As his economic policies fail, Ncube’s public attempts to convince us that he still has some control provide confidence only to content-hungry internet comics than they do to financial markets.
Old school drum beat
The rhetoric from government is taking an old, familiar tone. With no miracles now expected from his star economics man, and even less likely from an even more blundering central bank, Mnangagwa’s last tools may be what ZANU PF has always known; threats and price controls.
In his latest weekly Sunday Mail column, Mnangagwa says he is done talking.
“In respect of extortionate pricing, we have exhausted moral suasion as a way of causing sanity in the market,” he wrote.
He does not hide why he thinks he needs to go after businesses. He is not letting them lose him an election.
“Indiscipline in the market is now so entrenched and even obstinate that it is increasingly becoming a political challenge to the whole establishment,” he says, ominously.
He went on: “It is Government which gets blamed; it is Government which must tackle this wanton abuse in the marketplace. We are determined to do just that.”
Pick your tools
In 2018, when he had to choose between the old political players, all of them proven failures, and the counsel of new and untried ministers, Mnangagwa must have felt that he had time to take a gamble with the new guys.
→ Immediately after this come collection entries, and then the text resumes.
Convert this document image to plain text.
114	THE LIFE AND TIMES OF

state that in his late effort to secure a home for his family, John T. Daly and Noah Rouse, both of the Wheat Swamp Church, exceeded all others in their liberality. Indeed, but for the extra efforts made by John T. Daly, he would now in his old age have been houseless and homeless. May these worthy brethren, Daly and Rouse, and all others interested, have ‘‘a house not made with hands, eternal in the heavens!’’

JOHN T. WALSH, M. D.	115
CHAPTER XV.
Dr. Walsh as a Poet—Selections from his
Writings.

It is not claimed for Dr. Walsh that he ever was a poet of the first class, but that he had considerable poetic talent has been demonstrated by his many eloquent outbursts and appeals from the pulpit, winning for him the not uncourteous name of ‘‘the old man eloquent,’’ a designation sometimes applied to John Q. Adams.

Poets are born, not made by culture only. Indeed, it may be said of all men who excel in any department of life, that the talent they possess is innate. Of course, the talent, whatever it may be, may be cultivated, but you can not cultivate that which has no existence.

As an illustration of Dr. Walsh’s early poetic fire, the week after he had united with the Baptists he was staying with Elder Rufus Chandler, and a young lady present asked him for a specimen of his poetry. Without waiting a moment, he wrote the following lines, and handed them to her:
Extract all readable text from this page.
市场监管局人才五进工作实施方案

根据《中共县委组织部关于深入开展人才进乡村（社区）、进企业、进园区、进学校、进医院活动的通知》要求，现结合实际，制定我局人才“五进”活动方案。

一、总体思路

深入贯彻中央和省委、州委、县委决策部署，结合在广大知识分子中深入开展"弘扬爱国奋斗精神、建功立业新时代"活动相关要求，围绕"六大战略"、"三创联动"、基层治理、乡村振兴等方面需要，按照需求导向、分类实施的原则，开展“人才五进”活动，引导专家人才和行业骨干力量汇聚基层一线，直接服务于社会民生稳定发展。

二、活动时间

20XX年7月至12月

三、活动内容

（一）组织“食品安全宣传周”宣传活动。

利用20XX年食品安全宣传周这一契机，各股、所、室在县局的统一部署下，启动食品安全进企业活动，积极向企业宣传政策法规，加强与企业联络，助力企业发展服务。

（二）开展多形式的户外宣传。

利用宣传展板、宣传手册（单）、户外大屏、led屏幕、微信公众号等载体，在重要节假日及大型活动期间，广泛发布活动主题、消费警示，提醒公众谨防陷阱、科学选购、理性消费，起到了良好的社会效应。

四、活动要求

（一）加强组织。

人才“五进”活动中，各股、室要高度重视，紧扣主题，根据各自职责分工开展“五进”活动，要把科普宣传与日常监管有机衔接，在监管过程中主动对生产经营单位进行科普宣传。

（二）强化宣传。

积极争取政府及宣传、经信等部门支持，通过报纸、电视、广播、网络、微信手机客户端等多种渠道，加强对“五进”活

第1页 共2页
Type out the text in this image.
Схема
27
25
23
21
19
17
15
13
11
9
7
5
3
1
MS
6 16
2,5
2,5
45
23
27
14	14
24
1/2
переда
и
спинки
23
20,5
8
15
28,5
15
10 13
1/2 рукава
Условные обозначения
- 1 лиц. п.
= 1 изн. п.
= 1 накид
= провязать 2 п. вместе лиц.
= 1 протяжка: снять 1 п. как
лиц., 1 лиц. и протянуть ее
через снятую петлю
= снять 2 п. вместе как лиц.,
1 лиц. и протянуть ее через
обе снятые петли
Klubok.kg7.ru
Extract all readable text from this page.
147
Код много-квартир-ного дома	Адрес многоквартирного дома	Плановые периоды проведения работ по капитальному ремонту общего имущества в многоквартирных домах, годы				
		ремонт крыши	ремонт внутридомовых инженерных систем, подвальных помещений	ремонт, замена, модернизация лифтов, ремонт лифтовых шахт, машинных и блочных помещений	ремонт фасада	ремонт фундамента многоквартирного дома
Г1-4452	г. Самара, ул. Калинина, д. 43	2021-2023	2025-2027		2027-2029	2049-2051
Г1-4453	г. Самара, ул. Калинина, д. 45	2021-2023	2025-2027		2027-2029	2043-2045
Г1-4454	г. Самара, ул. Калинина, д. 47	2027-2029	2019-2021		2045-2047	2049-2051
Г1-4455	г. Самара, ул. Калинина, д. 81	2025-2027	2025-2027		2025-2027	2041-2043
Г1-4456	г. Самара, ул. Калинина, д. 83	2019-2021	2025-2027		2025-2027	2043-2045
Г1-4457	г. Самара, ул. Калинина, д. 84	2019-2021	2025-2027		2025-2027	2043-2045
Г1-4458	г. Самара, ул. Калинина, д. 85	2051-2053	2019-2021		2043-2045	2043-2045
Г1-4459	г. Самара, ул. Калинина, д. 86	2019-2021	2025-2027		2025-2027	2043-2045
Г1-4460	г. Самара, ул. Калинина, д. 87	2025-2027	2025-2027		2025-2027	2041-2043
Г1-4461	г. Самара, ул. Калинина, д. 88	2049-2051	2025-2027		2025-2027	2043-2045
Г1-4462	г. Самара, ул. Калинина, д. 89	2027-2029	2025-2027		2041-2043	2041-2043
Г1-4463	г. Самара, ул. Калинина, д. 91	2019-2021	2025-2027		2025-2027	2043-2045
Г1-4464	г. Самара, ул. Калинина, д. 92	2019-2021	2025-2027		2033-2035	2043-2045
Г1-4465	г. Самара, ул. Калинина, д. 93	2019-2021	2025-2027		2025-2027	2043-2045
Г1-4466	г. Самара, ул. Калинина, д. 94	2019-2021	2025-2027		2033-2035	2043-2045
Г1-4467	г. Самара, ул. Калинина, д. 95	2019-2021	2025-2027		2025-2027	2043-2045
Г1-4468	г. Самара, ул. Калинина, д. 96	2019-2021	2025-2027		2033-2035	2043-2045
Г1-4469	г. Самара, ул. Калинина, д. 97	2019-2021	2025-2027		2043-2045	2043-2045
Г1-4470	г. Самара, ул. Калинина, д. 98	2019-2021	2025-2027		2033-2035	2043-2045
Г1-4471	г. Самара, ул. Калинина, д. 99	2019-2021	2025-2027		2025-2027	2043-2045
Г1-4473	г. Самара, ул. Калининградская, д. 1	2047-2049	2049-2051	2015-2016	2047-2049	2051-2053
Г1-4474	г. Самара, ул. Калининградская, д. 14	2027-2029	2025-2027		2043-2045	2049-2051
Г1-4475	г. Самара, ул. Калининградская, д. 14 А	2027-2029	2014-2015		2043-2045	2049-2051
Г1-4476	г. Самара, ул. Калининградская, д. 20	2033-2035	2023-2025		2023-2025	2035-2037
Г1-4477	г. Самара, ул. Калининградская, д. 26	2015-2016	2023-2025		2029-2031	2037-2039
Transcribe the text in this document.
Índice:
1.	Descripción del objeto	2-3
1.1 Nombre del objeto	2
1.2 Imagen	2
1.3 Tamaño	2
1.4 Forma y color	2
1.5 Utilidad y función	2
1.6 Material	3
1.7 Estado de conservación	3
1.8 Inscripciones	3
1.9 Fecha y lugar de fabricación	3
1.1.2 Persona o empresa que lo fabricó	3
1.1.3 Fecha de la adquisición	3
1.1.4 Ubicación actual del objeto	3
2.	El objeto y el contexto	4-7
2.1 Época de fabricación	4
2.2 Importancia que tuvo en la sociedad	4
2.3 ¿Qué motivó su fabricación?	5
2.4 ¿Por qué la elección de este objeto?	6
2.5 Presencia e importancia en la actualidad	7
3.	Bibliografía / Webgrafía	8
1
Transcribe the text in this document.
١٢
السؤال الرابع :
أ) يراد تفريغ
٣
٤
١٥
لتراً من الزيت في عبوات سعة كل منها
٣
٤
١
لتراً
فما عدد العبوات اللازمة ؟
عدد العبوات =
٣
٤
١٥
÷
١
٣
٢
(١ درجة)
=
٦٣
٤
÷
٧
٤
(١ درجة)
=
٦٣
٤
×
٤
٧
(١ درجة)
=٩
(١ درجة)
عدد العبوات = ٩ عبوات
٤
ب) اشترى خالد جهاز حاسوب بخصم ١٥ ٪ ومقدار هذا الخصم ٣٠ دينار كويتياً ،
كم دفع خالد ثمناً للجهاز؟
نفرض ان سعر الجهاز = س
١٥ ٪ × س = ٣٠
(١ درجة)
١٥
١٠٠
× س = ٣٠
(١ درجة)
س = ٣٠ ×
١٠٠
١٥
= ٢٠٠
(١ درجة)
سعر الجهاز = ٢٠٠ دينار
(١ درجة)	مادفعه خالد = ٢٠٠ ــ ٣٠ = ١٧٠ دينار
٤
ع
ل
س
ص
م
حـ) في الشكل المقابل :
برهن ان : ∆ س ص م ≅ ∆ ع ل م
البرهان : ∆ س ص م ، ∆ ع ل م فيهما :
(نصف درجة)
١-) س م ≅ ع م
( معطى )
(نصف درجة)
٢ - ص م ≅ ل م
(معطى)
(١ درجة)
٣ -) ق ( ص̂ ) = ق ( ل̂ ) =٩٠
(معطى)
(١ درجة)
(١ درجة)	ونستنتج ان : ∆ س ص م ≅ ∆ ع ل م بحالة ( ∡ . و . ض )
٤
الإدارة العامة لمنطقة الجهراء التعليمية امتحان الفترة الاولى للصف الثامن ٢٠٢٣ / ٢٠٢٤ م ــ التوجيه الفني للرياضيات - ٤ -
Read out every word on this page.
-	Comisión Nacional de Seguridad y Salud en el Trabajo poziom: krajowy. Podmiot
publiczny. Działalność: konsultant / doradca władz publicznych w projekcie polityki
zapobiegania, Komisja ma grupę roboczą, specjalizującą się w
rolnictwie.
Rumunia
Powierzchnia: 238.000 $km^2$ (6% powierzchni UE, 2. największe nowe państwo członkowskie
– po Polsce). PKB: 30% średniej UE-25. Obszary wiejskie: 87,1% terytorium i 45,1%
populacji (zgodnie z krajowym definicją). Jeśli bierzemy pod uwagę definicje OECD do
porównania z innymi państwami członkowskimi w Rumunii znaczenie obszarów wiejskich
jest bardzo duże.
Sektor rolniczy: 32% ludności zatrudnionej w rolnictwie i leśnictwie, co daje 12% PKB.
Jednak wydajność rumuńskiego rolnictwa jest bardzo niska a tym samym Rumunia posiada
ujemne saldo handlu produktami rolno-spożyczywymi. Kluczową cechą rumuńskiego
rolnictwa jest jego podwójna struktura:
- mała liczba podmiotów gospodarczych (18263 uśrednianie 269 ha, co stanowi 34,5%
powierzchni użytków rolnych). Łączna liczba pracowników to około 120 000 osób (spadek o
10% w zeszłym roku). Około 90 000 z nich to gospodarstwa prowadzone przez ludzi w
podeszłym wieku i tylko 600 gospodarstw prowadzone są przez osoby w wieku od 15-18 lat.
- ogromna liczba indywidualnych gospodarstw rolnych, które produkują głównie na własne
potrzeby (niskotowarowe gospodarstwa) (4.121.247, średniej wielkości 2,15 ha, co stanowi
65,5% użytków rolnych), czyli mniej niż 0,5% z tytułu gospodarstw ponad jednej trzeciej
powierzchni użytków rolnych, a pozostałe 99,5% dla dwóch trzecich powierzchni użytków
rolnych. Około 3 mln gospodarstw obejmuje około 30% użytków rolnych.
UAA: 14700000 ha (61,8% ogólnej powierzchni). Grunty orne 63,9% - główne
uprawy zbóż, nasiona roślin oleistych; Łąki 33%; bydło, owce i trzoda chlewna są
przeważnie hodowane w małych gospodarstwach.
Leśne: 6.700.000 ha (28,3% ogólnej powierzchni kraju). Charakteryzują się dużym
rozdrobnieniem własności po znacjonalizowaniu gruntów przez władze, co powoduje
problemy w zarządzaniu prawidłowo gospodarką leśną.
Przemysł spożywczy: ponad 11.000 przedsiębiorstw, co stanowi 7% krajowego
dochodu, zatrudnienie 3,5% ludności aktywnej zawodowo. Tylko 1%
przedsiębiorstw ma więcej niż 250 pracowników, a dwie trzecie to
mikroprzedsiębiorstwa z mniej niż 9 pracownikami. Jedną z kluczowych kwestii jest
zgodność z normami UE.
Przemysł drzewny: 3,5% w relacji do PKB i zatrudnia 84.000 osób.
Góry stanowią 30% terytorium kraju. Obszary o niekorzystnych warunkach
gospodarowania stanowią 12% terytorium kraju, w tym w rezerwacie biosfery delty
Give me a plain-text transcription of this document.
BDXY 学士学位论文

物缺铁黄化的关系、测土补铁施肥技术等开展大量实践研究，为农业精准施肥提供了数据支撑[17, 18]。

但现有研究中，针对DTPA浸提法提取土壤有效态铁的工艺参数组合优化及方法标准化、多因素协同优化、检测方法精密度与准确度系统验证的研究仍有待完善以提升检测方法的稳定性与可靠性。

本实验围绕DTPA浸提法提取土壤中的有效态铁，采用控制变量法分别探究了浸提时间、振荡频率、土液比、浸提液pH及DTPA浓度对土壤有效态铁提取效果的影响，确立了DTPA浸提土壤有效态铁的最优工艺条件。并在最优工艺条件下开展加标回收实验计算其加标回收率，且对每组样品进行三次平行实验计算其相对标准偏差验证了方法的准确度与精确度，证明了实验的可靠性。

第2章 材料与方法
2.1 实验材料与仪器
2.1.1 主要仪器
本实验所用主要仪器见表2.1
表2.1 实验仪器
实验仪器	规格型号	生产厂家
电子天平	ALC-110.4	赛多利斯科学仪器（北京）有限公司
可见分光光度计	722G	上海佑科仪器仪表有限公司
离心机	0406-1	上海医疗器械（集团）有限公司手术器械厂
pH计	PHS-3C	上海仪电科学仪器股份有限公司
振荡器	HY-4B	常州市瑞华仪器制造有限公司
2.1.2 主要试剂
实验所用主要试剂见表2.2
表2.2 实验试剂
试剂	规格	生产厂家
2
But, now, a year before the election, it appears he fears he has run out of time.
We have “tools to deal with the problem”, he wrote on Sunday.
He does not say what “tools” these are. But now that Mthuli’s failed tools – from “austerity for prosperity”, fiscal consolidation and the Zimbabwe dollar – have left ZANU PF politically at risk, Mnangagwa can only be talking about the old tools; threats and controls.
And we all know how those ended the last time.
Obert Mpofu, who was Industry Minister in 2007, would know. Then, an order for shops to cut prices by half left shop shelves empty and silenced industries.
Those, definitely, are not the tools – or the optics – one needs going into an election.